Rosane acrescenta que a Vale auxilia na proteção de unidades de conservação na Amazônia, o que irá auxiliar na manutenção dos estoques de carbono existentes nessas áreas, além do aumento dos estoques nas áreas recuperadas. A ação é feita de modo a gerar impacto socioambiental positivo e impulsionando negócios da região por meio da atuação do Fundo Vale.

Instituto Tecnológico Vale busca quantificar estoques de carbono

O Instituto Tecnológico Vale, localizado em Belém, trabalha diretamente buscando quantificar os estoques de carbono existentes nas florestas e outros serviços ecossistêmicos prestados por estes ambientes, analisando diferentes formas de recuperação florestal e identificando locais onde a recuperação traz mais benefícios, buscando formas de monitoramento dessas áreas, entre vários outros estudos.

Trecho da Floresta Amazônica na costa do Amapá (Ricardo Moraes / REUTERS)

O pesquisador Rafael Valadares, do ITV, diz que conservar a floresta em pé e explorar sistemas de manejo que sejam produtivos, porém conservativos, são importantes para manter o carbono estocado tanto nas árvores quanto no solo.

O carbono fica estocado na madeira das árvores, nas folhas, nas raízes e também na matéria orgânica. A fração mais escura do solo é chamada de húmus, um importante reservatório de carbono na sua forma orgânica. O incêndio nas florestas e o excesso de fertilizantes são práticas que aceleram a queima da matéria orgânica liberando CO2 para a atmosfera, importante gás do efeito estufa.

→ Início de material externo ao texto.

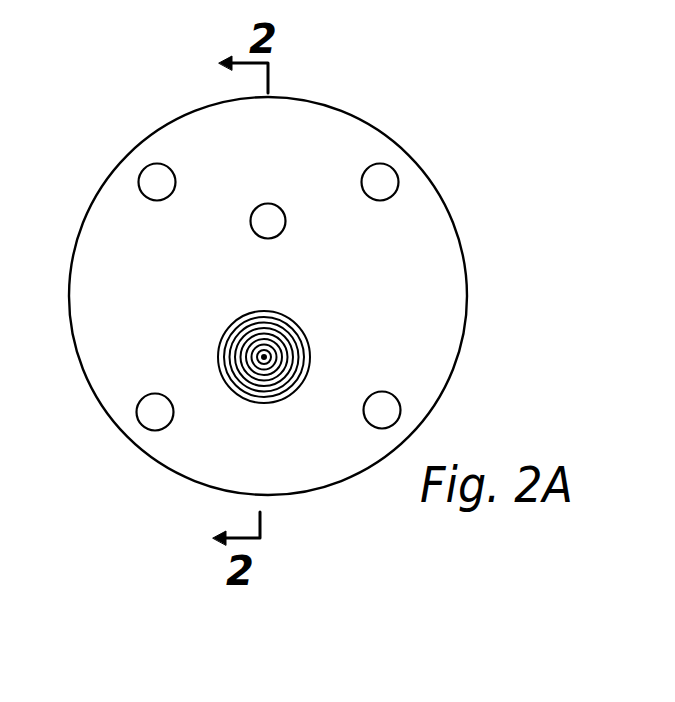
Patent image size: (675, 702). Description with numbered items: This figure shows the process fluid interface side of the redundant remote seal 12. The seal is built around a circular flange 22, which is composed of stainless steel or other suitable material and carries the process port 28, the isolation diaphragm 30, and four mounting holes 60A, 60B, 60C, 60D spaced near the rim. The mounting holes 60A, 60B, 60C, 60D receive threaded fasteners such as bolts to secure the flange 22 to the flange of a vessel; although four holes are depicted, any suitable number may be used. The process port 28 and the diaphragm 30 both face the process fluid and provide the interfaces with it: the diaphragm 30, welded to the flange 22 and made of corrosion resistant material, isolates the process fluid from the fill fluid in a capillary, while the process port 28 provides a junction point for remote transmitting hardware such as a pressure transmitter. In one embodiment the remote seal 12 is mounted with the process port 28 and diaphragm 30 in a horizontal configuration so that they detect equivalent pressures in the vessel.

The redundant remote seal 12 is at (413, 101).
The flange 22 is at (433, 258).
The process port 28 is at (251, 220).
The isolation diaphragm 30 is at (242, 357).
The mounting hole 60A is at (157, 178).
The mounting hole 60B is at (158, 412).
The mounting hole 60C is at (388, 407).
The mounting hole 60D is at (383, 177).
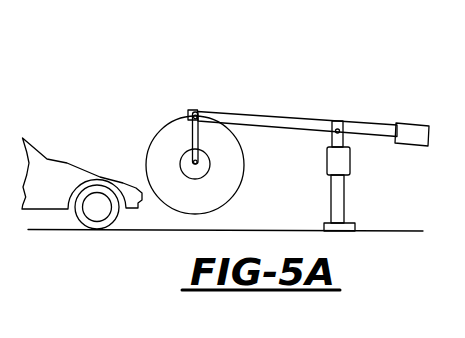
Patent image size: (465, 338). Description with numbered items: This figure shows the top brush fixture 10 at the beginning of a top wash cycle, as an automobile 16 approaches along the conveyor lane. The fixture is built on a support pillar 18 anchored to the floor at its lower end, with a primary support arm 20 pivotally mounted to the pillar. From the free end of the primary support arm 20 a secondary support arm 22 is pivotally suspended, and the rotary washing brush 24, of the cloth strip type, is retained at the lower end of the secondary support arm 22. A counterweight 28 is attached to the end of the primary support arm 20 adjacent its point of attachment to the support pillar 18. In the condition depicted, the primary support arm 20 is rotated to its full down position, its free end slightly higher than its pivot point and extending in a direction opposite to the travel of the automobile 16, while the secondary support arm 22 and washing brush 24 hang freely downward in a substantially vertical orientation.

The top brush fixture 10 is at (335, 92).
The automobile 16 is at (61, 164).
The support pillar 18 is at (343, 197).
The primary support arm 20 is at (276, 117).
The secondary support arm 22 is at (200, 139).
The rotary washing brush 24 is at (167, 138).
The counterweight 28 is at (413, 125).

Pastagens com excesso de animais ou uso excessivo de máquinas também favorecem a compactação do solo, diminuindo o oxigênio disponível e favorecendo a liberação de carbono na forma de metano (CH4).

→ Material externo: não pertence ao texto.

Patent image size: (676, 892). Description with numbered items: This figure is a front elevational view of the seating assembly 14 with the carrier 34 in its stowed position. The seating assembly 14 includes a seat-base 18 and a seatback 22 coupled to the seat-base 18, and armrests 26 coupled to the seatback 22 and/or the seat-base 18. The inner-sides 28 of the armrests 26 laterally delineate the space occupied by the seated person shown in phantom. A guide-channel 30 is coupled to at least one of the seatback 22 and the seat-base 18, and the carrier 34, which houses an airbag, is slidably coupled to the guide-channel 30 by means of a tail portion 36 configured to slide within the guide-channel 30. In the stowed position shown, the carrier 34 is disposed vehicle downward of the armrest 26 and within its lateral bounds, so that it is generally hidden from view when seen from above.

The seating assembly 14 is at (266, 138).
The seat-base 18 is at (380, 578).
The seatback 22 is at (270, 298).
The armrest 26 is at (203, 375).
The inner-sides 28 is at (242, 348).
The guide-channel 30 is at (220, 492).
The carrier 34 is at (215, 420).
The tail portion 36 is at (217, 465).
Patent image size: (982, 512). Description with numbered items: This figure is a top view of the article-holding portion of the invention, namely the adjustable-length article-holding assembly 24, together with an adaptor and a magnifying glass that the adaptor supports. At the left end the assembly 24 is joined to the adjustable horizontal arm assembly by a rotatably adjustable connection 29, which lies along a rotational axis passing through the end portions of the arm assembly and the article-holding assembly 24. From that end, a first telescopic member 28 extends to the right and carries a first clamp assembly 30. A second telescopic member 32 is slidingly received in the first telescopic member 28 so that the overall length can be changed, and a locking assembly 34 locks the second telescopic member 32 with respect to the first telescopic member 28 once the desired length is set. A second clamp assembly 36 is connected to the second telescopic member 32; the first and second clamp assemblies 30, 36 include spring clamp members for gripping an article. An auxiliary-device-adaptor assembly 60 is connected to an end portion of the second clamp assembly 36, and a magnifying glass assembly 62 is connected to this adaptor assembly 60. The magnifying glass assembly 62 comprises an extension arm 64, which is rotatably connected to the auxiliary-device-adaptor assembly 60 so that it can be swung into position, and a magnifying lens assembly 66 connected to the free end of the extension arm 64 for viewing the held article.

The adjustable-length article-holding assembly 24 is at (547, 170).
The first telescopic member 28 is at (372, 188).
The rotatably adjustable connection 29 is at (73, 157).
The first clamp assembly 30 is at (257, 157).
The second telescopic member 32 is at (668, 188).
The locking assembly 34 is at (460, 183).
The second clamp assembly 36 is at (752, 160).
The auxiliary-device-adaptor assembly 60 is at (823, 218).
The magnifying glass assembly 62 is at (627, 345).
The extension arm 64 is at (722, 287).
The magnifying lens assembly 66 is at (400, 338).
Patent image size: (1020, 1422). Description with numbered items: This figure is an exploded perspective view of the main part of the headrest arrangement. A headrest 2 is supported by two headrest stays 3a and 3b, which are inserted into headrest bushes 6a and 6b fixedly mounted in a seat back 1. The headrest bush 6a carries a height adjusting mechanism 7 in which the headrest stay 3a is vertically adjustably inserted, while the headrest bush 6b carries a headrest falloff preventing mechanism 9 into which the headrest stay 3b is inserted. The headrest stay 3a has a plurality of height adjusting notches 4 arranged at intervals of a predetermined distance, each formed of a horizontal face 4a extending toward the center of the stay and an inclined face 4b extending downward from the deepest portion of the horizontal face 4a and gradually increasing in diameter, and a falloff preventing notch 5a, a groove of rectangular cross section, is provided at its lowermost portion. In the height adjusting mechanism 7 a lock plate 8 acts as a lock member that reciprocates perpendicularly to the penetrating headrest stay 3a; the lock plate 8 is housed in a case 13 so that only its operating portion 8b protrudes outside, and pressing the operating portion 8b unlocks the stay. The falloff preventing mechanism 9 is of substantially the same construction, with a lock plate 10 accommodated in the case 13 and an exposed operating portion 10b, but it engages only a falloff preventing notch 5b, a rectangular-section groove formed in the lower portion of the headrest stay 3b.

Solo responde por 75% do carbono estocado na terra

O solo responde por 75% do carbono estocado na terra - quase três vezes mais do que na biomassa de plantas vivas. Ou seja, solos bem manejados são uma excelente maneira de conservar carbono na forma orgânica, diminuindo a emissão de gases do efeito estufa e contribuindo para o mercado de crédito de C.

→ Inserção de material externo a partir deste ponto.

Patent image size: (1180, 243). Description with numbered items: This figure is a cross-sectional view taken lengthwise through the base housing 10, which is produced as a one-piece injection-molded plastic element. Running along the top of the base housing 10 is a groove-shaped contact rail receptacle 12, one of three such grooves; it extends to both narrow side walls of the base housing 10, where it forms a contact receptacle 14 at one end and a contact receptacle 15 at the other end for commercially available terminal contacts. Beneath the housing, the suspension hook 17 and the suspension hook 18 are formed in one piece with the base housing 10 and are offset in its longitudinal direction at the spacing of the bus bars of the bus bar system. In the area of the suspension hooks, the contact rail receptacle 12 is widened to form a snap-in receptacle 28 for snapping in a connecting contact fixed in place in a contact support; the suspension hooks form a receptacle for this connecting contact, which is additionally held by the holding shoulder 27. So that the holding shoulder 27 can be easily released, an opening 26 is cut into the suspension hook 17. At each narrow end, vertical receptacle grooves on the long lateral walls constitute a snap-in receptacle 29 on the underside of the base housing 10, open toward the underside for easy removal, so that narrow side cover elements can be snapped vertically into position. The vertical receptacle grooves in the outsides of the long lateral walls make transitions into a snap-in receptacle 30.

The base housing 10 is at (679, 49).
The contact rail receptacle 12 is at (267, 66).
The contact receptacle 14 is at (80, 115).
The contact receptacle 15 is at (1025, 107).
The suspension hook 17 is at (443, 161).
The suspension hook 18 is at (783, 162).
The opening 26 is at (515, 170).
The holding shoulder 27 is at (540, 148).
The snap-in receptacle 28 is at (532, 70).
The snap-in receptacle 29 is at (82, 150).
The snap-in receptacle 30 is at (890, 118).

Fumaça proveniente de incêndio na floresta amazônica perto de Humaitá (AM) (REUTERS/Ueslei Marcelino)

As reações bioquímicas por trás da liberação de carbono (via dióxido de carbono ou metano) ou manutenção na forma de húmus são mediadas por microrganismos. “No laboratório de proteômica do Instituto Tecnológico Vale, nosso objetivo é identificar esses microrganismos e descobrir o que eles estão fazendo em cada tipo de solo, seja da floresta nativa, áreas de recuperação ou sistemas agroflorestais”, diz Rafael.

Para isso, são utilizadas técnicas moleculares capazes de identificar e quantificar genes e proteínas do solo. Essas proteínas são mapeadas em rotas bioquímicas para reconstruir os processos em cada tipo de ambiente. “Assim, podemos desvendar quais são os processos mais ativos em cada ambiente, identificar marcadores moleculares ligados à fixação de carbono no solo, reconhecer condições ambientais e indicar práticas de manejo que favorecem o estoque de carbono no solo em detrimento da perda”, completa.